Konstantin Wecker (rechts) und Jo Barnikel auf der Bühne Foto: Szymanski

Drei Stunden lang bringt Konstantin Wecker seine Botschaften von Frieden und Menschenliebe musikalisch ans Balinger Publikum. Diesem kommt er besonders nah.

Der Poet, Liedermacher, Klavierspieler, Buchautor und Blogger Konstantin Wecker aus München will aufwecken – seit nunmehr 50 Jahren. In der fast ausverkauften Balinger Stadthalle begegnet der zerbrechlich, fast schutzbedürftig Wirkende einem Publikum, das ihm nicht nur außerordentlich gewogen scheint, sondern wahrhaft aufgeweckt, erweckt.

 

Manche haben weite Wege auf sich genommen: aus Stuttgart, Konstanz, Villingen und dem gesamten Zollernalbkreis sind sie angereist, um ihn zu feiern, ihm zu huldigen. Viele können den wunderschönen Abschluss der Songs oder der gesprochenen Texte gar nicht abwarten.

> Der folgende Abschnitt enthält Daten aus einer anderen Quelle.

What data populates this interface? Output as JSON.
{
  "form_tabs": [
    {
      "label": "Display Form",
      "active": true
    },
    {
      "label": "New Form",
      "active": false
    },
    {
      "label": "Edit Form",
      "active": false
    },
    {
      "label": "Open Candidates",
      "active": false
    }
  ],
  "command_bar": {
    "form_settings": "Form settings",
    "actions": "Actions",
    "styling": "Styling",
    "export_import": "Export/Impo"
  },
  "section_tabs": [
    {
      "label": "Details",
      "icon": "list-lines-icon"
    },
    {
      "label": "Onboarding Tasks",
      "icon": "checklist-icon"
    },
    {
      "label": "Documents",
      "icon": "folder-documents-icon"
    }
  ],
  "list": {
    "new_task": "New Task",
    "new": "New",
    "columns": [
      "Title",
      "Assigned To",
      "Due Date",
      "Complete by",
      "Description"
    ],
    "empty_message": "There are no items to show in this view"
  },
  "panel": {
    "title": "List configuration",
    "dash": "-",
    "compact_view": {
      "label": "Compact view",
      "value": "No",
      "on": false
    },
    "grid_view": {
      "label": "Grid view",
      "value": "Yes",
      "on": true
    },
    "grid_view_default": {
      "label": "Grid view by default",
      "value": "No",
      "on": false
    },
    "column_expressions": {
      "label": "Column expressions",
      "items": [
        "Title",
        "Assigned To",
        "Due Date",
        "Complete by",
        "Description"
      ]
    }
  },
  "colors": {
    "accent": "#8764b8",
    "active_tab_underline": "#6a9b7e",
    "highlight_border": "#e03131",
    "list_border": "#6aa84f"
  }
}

Konstantin Wecker will nicht ins dunkle Nichts schauen

Sie müssen klatschen, Jauchzer ausstoßen. Das scheint ihn nicht zu stören, sondern eher zu beflügeln. Weiß er doch, dass seine Zuhörer – oder soll man besser Verbündete sagen – auch seine etwas sentimentalen Erinnerungen wie die an seinen Vater nicht nur hinnehmen, sondern genauso aufsaugen wie seine kraftvollen Lieder gegen Faschismus, Krieg und überhaupt alles Unrecht auf diesem Planeten. Er möchte „die Welt poetisieren“ oder wie Novalis „Ferse zum Leuchten bringen“.

Vielleicht bleibt deshalb das Saallicht an. Konstantin Wecker will nicht, von Scheinwerfern geblendet, ins dunkle Nichts schauen. Er will sie sehen – am besten alle. Er beugt sich oft vor, läuft hin und her.

Die Stimme ist noch immer kräftig

Am Schluss wird sogar ein Zuhörer in den Arm genommen. Auch so fühlt man sich oft angefasst. Und das, obwohl er dafür kein Getöse braucht, den beliebten Klartext, Seitenhiebe oder Grobheiten und fast keine Namen aus Politik oder Wirtschaft. Dieser Magier überlässt die Kritik und Teilhabe der Kraft der Poesie.

Zum Thema Klartext: „Wo kann man Imperialisten am besten packen? Beim scheißen. Runterspülen, fertig.“ Das kommt genauso gut an wie die Tonband-Sequenz, in der er als Knabentenor im Duett mit seiner Mutter eine Arie aus La Traviata schmettert.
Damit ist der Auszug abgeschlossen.